Quotes for an article

Given our issues with IP theft, I am expanding an article I was originally writing on Font Installers to include font theft as well.  Thus, I'm looking for anyone who would like to be quoted in regards to this article.  If you're interested in doing so, please feel free to comment below and let me know I can use it in my article.  I'll have the draft up probably around Friday or so, so everyone can see and add points to it, though if your comment is overly long I might have to edit for clarity and length (you know how that goes.)

Thanks for any assistance!

Comments

  • Thomas Phinney
    Thomas Phinney Posts: 2,885
    In terms of getting quotes right now, that is very general/generic. If a reporter wants quotes for an article, typically they interview the subject, asking questions or getting comments on specific things.

    Of course, once your draft is up, getting comments is a fine way to get quotes.
  • Rob Barba
    Rob Barba Posts: 86
    Sorry, I should've been clearer: basically, the quotes would be in regards to how you view or how you are impacted by font theft, e.g. how much time is wasted by you playing DMCA whack-a-mole, any demoralizing feelings by having your work just tossed out there to the winds, financial impact to you and your family, and so forth and so on.

    Hopefully this should clarify things.
  • Thomas Phinney
    Thomas Phinney Posts: 2,885
    Aha! Yes, that is helpful.
  • Ray Larabie
    Ray Larabie Posts: 1,431
    edited March 2019
    I'm not concerned with piracy when it looks like piracy. When someone torrents a RAR containing thousands of fonts, they know they're not intended to be free. The same site has links to Disney movie torrents so I can assume that person is on the hunt for pirated fonts. Some of those illegal downloads lead to lost sales. But some of them also lead to sales. I started making fonts in 1996 using a copy of Fontographer from a Toronto Chinatown CD-ROM which ended up with me spending $800 a few months later on a the legitimate product. I assume similar things happen with pirated fonts. Some designers reading this might have started off with cracked design apps and pirated fonts and eventually moved on or or in the process of doing so. I have 2 concerns:

    Pirate font sites resembling free font sites

    Pirated fonts are presented as being free. There's nothing to indicate to the customer that what they're downloading is a pirated font. When people download them, they have no idea that a "pay" version exists. I think those sites lead directly to lost sales. Some people who download those fonts would have been willing to pay for them if they knew they weren't legit. If they added a black skull and bones flag to their logo and called it "Font StealAAARRRR.com" I'd be satisfied.

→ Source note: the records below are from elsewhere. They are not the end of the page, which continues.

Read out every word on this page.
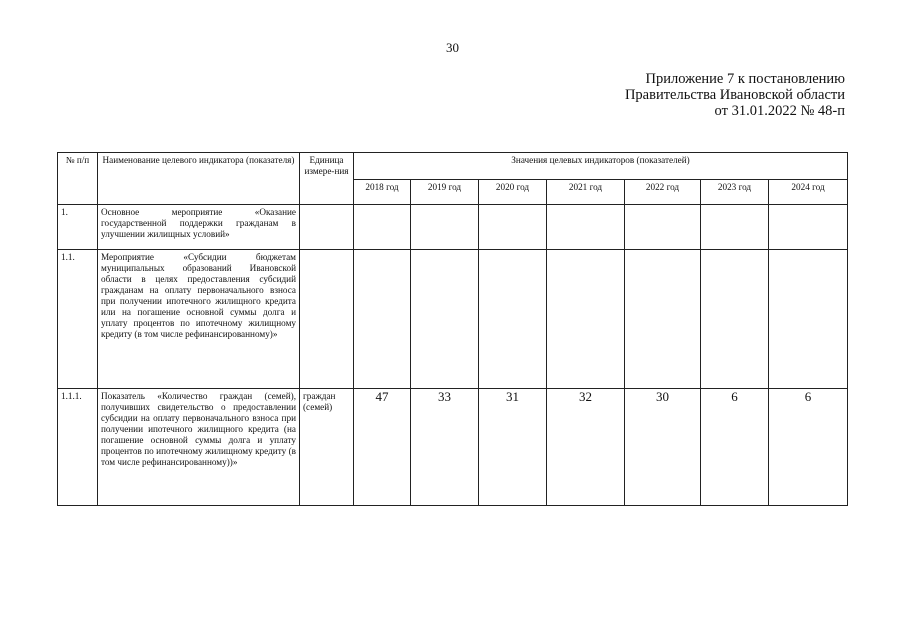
30
Приложение 7 к постановлению
Правительства Ивановской области
от 31.01.2022 № 48-п
№ п/п	Наименование целевого индикатора (показателя)	Единица измере-ния	Значения целевых индикаторов (показателей)						
			2018 год	2019 год	2020 год	2021 год	2022 год	2023 год	2024 год
1.	Основное мероприятие «Оказание государственной поддержки гражданам в улучшении жилищных условий»								
1.1.	Мероприятие «Субсидии бюджетам муниципальных образований Ивановской области в целях предоставления субсидий гражданам на оплату первоначального взноса при получении ипотечного жилищного кредита или на погашение основной суммы долга и уплату процентов по ипотечному жилищному кредиту (в том числе рефинансированному)»								
1.1.1.	Показатель «Количество граждан (семей), получивших свидетельство о предоставлении субсидии на оплату первоначального взноса при получении ипотечного жилищного кредита (на погашение основной суммы долга и уплату процентов по ипотечному жилищному кредиту (в том числе рефинансированному))»	граждан (семей)	47	33	31	32	30	6	6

    Free font sites hosting pirated fonts

    It's similar to the first example but more frustrating. Free sites like dafont.com 1001fonts.com and 1001freefonts.com are maintained by people who do their best to keep pirated fonts away. But most other free fonts sites aren't careful about what fonts end up on their sites. A user submits a pirated font with the license stripped off it claiming it's free and it goes live on the site, unchecked. If you request removal, most of them will comply if you can get past the barriers. Many sites have broken contact forms, no contact email, no contact information whatsoever. Even if you succeed in having the font removed, these sites don't maintain blacklists. A user uploads the same pirated font a few weeks later and it goes up on the site, unchecked.
  • Stay away from retail as much as possible.
    When your work does get pirated, get over it as fast as possible.